The most anticipated show of the year was the collaboration between Cirque and new-wave magician Criss Angel. After a few delays, "Criss Angel Believe" opened on Halloween to terrible reviews. Cirque announced strong advance sales for its sixth Vegas show and there are plans in place to revise the show for 2009. The show is dark most of January because of cast rotations.

Perhaps the biggest surprise has been the relative success of "Jersey Boys" at Palazzo. After the quick closing of other Broadway-to-Vegas efforts, including "Spamalot" earlier this year, "Jersey Boys" (based on the lives and music of the Four Seasons) may have benefited from low expectations. Instead of quickly folding, the show is closing out the year going strong. The real test will come when it reaches its milestone first anniversary next May.

Of course, many shows could not survive the gloomy economy. After three years in Vegas, the critically acclaimed erotic show "Fashionistas" closed at Planet Hollywood. Also, the 40/40 club, a much publicized sports bar and nightclub owned by rap mogul Jay-Z that opened at Palazzo, was bought out and shut down by the resort.
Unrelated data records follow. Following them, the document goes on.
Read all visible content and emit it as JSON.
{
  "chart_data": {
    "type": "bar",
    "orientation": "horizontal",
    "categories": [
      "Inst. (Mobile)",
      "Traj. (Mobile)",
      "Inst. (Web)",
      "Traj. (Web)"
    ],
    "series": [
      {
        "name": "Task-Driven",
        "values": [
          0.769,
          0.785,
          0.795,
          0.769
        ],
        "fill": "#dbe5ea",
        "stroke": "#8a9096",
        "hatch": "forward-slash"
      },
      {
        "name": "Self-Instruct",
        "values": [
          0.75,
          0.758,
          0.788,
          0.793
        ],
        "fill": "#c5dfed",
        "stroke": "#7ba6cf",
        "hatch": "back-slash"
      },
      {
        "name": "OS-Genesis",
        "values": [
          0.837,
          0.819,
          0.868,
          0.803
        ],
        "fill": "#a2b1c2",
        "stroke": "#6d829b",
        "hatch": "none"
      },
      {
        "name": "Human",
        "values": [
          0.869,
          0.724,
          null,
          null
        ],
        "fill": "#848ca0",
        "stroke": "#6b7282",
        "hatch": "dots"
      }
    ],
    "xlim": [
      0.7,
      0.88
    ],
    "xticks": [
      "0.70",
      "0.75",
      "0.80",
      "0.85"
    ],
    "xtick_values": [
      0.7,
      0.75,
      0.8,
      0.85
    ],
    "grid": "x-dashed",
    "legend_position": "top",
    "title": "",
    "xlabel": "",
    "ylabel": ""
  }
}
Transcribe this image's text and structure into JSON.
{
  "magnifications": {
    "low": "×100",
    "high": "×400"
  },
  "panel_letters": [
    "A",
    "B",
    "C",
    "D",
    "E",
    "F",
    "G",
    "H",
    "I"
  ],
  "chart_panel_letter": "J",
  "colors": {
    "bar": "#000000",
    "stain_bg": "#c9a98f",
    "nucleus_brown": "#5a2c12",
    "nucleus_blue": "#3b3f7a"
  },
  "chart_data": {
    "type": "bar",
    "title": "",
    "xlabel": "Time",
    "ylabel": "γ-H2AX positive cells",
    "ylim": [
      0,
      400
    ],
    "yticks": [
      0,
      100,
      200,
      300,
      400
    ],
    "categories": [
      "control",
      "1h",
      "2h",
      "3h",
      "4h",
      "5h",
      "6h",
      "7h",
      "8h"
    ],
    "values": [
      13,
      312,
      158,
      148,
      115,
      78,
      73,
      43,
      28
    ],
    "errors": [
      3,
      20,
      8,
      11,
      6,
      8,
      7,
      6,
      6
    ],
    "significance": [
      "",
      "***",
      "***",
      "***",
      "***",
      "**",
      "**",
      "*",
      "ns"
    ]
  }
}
Also closed were the Star Trek Experience attraction and Quark's Bar and Restaurant at Las Vegas Hilton.

One Vegas attraction that has drawn a lot of attention in 2008 is the Erotic Heritage Museum. Located near the area of town zoned for adult entertainment and sharing a parking lot with a strip club, the attraction offers a surprisingly traditional museum approach to its chosen topic, including hosting movie screenings and live nude modeling.

In terms of changes on the Strip that visitors are most likely to notice, No. 1 is the recently reopened and revamped Mirage Volcano. Originally opened with the casino in 1989, the Vegas landmark spent most of 2008 being taken apart for the renovation. But earlier this month the volcano returned to life at a press conference attended by the mayor and Mickey Hart of the Grateful Dead. Hart crafted a soundtrack, and the original design firm was brought back to add a lake of fire as well a bigger and more explosive volcano.

Interestingly, for a city that spends millions to put an attractive image in front of the public, there was truly only one story (check Google) that dominated all others in Sin City for 2008: the trial and conviction of O.J. Simpson for armed robbery and kidnapping at Palace Station casino. It turns out some publicity just can't be bought.